Posted by fidest press agency su mercoledì, 17 marzo 2010

Il 16 marzo 1978 un commando brigatista sequestrò l’on. Aldo Moro mentre i cinque membri della scorta caddero subito nell’eccidio di Via Fani. Le vicende di allora tornano strettamente d’attualità. Il deputato radicale Marco Beltrandi ha infatti presentato al Presidente del Consiglio ed  ai Ministeri degli Affari Esteri, dell’Interno e della Giustizia, una interrogazione parlamentare con cui chiede chiarezza in merito a una notizia recentemente diffusa da stampa e TV. L’interrogazione prende le mosse dalla segnalazione del ricercatore ternano Andrea Liberati, secondo il quale Alessio Casimirri, componente del gruppo di fuoco brigatista, condannato a undici ergastoli e segnalato da anni in Nicaragua, sarebbe facilmente rintracciabile on line, visibile a tutti. Per l’on. Beltrandi, componente della Commissione Difesa della Camera dei Deputati, se tali fatti fossero accertati, “ci troveremmo dinanzi a un grave vulnus allo Stato di diritto e a una grave ed ulteriore ingiustizia nei confronti dei familiari delle vittime*”. “Internet”, ha affermato il parlamentare radicale, “è il più grande mezzo di comunicazione di massa della storia dell’umanità, ma, come per ogni strumento, le finalità dipendono dalla volontà di chi se ne serve,  non dal mezzo stesso”. I “latitanti digitali” sono però almeno due: oltre a Casimirri, ci sarebbe anche Guglielmo Guglielmi, condannato complessivamente a trentanove anni per duplice omicidio e anch’egli subito fuggito in Nicaragua.

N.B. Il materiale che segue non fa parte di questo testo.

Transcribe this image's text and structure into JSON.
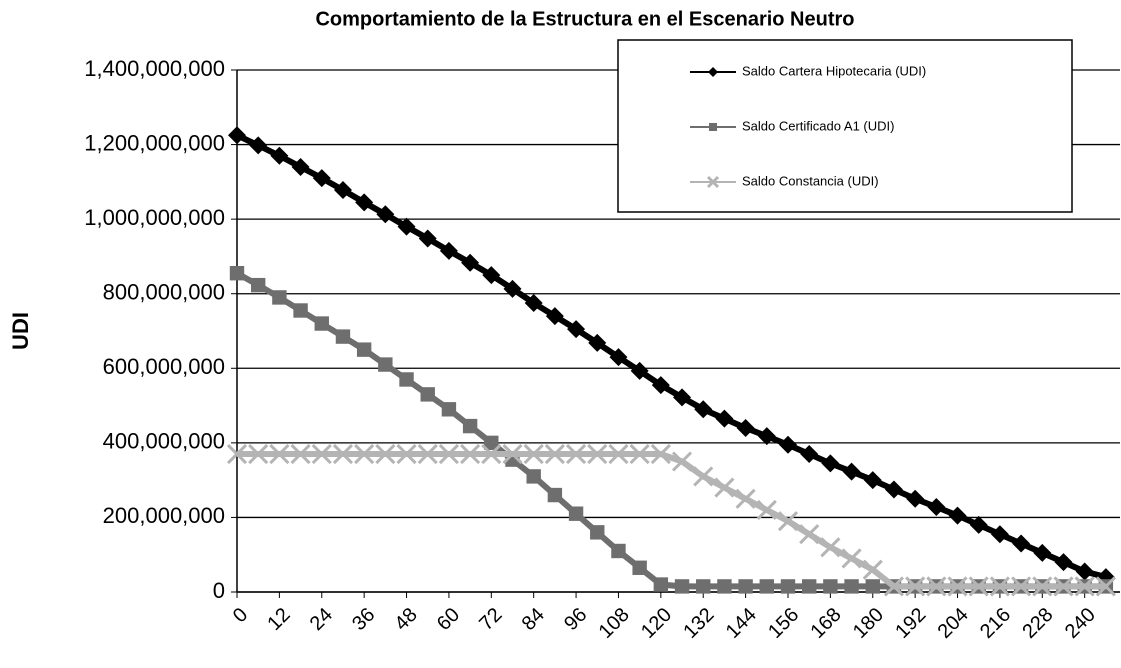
{
  "chart_data": {
    "type": "line",
    "title": "Comportamiento de la Estructura  en el Escenario Neutro",
    "y_label": "UDI",
    "x": [
      0,
      6,
      12,
      18,
      24,
      30,
      36,
      42,
      48,
      54,
      60,
      66,
      72,
      78,
      84,
      90,
      96,
      102,
      108,
      114,
      120,
      126,
      132,
      138,
      144,
      150,
      156,
      162,
      168,
      174,
      180,
      186,
      192,
      198,
      204,
      210,
      216,
      222,
      228,
      234,
      240,
      246
    ],
    "series": [
      {
        "name": "Saldo Cartera Hipotecaria (UDI)",
        "color": "#000000",
        "marker": "diamond",
        "values": [
          1225000000,
          1198000000,
          1170000000,
          1140000000,
          1110000000,
          1078000000,
          1045000000,
          1013000000,
          980000000,
          948000000,
          915000000,
          883000000,
          850000000,
          813000000,
          775000000,
          740000000,
          705000000,
          668000000,
          630000000,
          593000000,
          555000000,
          522000000,
          490000000,
          465000000,
          440000000,
          418000000,
          395000000,
          370000000,
          345000000,
          323000000,
          300000000,
          275000000,
          250000000,
          228000000,
          205000000,
          180000000,
          155000000,
          130000000,
          105000000,
          80000000,
          55000000,
          40000000
        ]
      },
      {
        "name": "Saldo Certificado A1 (UDI)",
        "color": "#6e6e6e",
        "marker": "square",
        "values": [
          855000000,
          823000000,
          790000000,
          755000000,
          720000000,
          685000000,
          650000000,
          610000000,
          570000000,
          530000000,
          490000000,
          445000000,
          400000000,
          355000000,
          310000000,
          260000000,
          210000000,
          160000000,
          110000000,
          65000000,
          20000000,
          15000000,
          15000000,
          15000000,
          15000000,
          15000000,
          15000000,
          15000000,
          15000000,
          15000000,
          15000000,
          15000000,
          15000000,
          15000000,
          15000000,
          15000000,
          15000000,
          15000000,
          15000000,
          15000000,
          15000000,
          15000000
        ]
      },
      {
        "name": "Saldo Constancia (UDI)",
        "color": "#b4b4b4",
        "marker": "x",
        "values": [
          370000000,
          370000000,
          370000000,
          370000000,
          370000000,
          370000000,
          370000000,
          370000000,
          370000000,
          370000000,
          370000000,
          370000000,
          370000000,
          370000000,
          370000000,
          370000000,
          370000000,
          370000000,
          370000000,
          370000000,
          370000000,
          350000000,
          310000000,
          280000000,
          250000000,
          220000000,
          190000000,
          155000000,
          120000000,
          90000000,
          60000000,
          15000000,
          15000000,
          15000000,
          15000000,
          15000000,
          15000000,
          15000000,
          15000000,
          15000000,
          15000000,
          15000000
        ]
      }
    ],
    "xlim": [
      0,
      250
    ],
    "xticks": [
      0,
      12,
      24,
      36,
      48,
      60,
      72,
      84,
      96,
      108,
      120,
      132,
      144,
      156,
      168,
      180,
      192,
      204,
      216,
      228,
      240
    ],
    "ylim": [
      0,
      1400000000
    ],
    "yticks": [
      0,
      {
        "value": 200000000,
        "label": "200,000,000"
      },
      {
        "value": 400000000,
        "label": "400,000,000"
      },
      {
        "value": 600000000,
        "label": "600,000,000"
      },
      {
        "value": 800000000,
        "label": "800,000,000"
      },
      {
        "value": 1000000000,
        "label": "1,000,000,000"
      },
      {
        "value": 1200000000,
        "label": "1,200,000,000"
      },
      {
        "value": 1400000000,
        "label": "1,400,000,000"
      }
    ],
    "grid": true,
    "legend": "upper right"
  }
}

Dalle sue UCC si generò la Brigata XXVIII Marzo che freddò il giornalista spoletino
Walter Tobagi, cronista del “Corriere della Sera”. Nonostante le condanne –mai scontate- Guglielmi avrebbe eseguito servizi per le Nazioni Unite, possedendo perfino un passaporto diplomatico. Ricordando che non esistono accordi per la cooperazione giudiziaria tra Italia e Nicaragua, l’on. Beltrandi ha chiesto al Governo di attivarsi affinché Casimirri e Guglielmi vengano estradati “seguendo gli usi formali ed informali propri del diritto internazionale”, diversamente da quanto avvenne nel 2004, quando la richiesta venne bocciata dalla Corte Suprema di Managua proprio in virtù dell’inesistenza di simili trattati.